The Metropolitan Planning Council analysis of data from the U.S. Census Bureau and Massachusetts Institute of Technology received fleeting attention last week.

OPINION

That report revealed that despite an increase in the minimum wage from $12 from $11 an hour in Chicago, 70 percent of African-American households did not earn a living wage. To be clear, that’s seven out of 10 black households.

MIT defined the 2016 “living wage” in the Chicago metro area as an hourly rate of $13.05 for a single person living alone, $26.72 for one adult with one child, and $38.29 for an adult with three children.

MIT calculated average costs for food, child care, medical expenses, housing, transportation and other common expenses into its cost estimates of daily living.

There’s been a lot of discussion nationally about the need to raise the minimum wage. Hey, if a person works two crummy jobs part-time and earns the minimum wage of $12 an hour, he can make $504 a week, or $26,208 a year.

I can hear people screaming, “How dare you refer to any job as crummy” and demean the good people working hard to put food on the table for their kids.

Fair enough.

But how dare people act as though raising the minimum wage is going to make a real difference in the lives of the working poor. It’s outrageous that this has become the national focal point for improving the lives of Americans.

This country needs more jobs that pay a living wage, especially for people who have no college degree, or may have even dropped out of high school.

There was a time when a person in that situation could get a job in a factory and make enough money to buy a home, pay the mortgage, send the kids to college, and save for retirement. That’s because those jobs not only paid decent money but included health insurance benefits and pensions.

Union jobs.

Now “union” is a dirty word. Whenever a Sun-Times story mentions “union” these days, the word is quickly followed by an explanation that the ownership of this newspaper includes a number of union organizations.

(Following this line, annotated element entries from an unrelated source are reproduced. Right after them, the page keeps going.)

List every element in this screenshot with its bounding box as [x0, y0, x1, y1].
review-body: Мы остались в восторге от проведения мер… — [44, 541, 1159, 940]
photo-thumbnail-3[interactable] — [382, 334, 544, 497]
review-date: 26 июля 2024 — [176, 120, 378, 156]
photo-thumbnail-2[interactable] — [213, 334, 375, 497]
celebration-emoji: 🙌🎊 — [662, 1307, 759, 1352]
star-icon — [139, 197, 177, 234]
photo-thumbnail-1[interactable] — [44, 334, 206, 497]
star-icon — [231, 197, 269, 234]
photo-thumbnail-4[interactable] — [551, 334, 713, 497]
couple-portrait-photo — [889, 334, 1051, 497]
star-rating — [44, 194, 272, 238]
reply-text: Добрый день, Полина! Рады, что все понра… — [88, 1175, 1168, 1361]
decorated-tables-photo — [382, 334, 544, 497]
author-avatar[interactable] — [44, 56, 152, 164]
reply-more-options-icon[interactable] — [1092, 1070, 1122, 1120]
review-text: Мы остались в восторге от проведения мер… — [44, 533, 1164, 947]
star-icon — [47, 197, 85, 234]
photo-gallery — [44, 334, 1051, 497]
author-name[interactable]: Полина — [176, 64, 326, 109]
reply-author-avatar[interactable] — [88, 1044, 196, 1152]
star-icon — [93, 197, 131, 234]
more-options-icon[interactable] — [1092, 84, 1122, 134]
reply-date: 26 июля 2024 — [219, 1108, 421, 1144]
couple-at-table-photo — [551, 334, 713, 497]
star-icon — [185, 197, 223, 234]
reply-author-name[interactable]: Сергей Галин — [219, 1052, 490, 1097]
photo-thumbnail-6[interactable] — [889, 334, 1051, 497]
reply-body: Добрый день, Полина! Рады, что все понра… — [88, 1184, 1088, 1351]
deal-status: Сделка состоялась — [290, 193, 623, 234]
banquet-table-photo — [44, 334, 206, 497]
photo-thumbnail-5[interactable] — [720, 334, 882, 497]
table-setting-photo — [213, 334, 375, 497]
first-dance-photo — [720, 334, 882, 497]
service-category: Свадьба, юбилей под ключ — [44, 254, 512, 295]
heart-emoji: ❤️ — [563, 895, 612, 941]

Newspapers owned by rich guys and run by corporations (and that’s almost all of them) do not include such disclaimers in stories about tax cuts for big business or appointments of Supreme Court justices expected to rule against the rights of workers.

It would be refreshing to see something like, “For the sake of disclosure we must reveal that our multi-millionaire owner is going to benefit substantially from government deregulation, which is likely to pollute your drinking water and increase the likelihood that your children will die from cancer.”

Those newspapers owned by the wealthy often carry editorials talking about the virtues of ridding the country of government unions and replacing pensions with 401(k) plans. National health care, they will tell you, is an unnecessary expense but banks and Wall Street firms must be bailed out if they fail.

America was great when workers earned a living wage. When people could save at interest rates above 1 percent and still have plenty of money to spend.

The middle class became the greatest economic engine in the history of the world.  They earned their take-home pay by fighting for their rights on the streets, in the courtrooms and at the polling place. No one gave them anything.

In Chicago, the working poor have been silent and well-behaved for too long. The governor has forgotten that he works for them.